Amazon Review Sentiment: Applied NLP Project

Overview

Amazon Review Sentiment is an end-to-end natural language processing (NLP) project that predicts sentiment and rating from product reviews. It mirrors the kind of applied science work done at large scale inside e-commerce systems: cleaning noisy text, extracting features, training models, and evaluating their performance on realistic tasks.

Problem Statement

Given a corpus of product reviews, can we automatically infer how satisfied the customer was? In this project, we treat this as:

A sentiment classification task (positive / negative / neutral)
A rating prediction task (regressing or classifying 1–5 star ratings)

Pipeline

Load raw review text and associated star ratings from a CSV file.
Clean text (lowercasing, basic tokenization, stopword handling).
Convert text to TF–IDF features using scikit-learn.
Train baseline models (Logistic Regression, Linear SVM, Random Forest).
Evaluate using accuracy, F1-score, and macro-averaged metrics.
Inspect feature weights and error cases for interpretation.

Sample Data

This repository includes a tiny synthetic sample file, data/amazon_reviews_sample.csv, so everything runs out-of-the-box.

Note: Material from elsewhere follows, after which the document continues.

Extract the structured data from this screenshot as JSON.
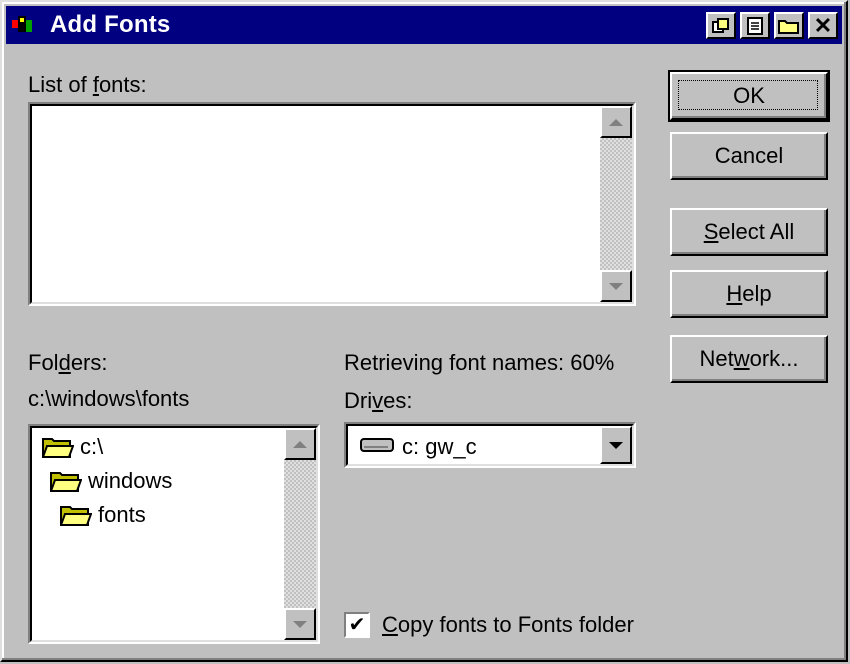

For more realistic experiments, you can plug in any public Amazon review dataset (e.g., subsets from the Stanford SNAP or Kaggle Amazon Reviews data) using the same columns.

Repository Structure

amazon-review-sentiment-ml/
├── index.html              # Project landing page (for GitHub Pages)
├── README.md               # Full technical overview
├── assets/
│   ├── style.css           # Minimal styling for the page
│   └── sentiment_distribution.png
├── data/
│   └── amazon_reviews_sample.csv
└── src/
    ├── preprocess.py       # Text cleaning and TF–IDF feature extraction
    ├── train_models.py     # Model training & evaluation
    └── utils.py            # Shared helpers

How to Reproduce the Experiments

Clone the repository.
Create a Python environment and install dependencies listed in README.md.
Optionally replace data/amazon_reviews_sample.csv with a larger public Amazon review dataset.
Run src/preprocess.py to build TF–IDF features.
Run src/train_models.py to train and evaluate baseline NLP models.

Relevance to Applied Science

This project reflects the end-to-end workflow of an applied scientist:

Framing a real business question as measurable ML tasks.
Designing a text processing and feature extraction pipeline.
Training and evaluating multiple models with clear metrics.
Communicating design decisions and results in a reproducible repository.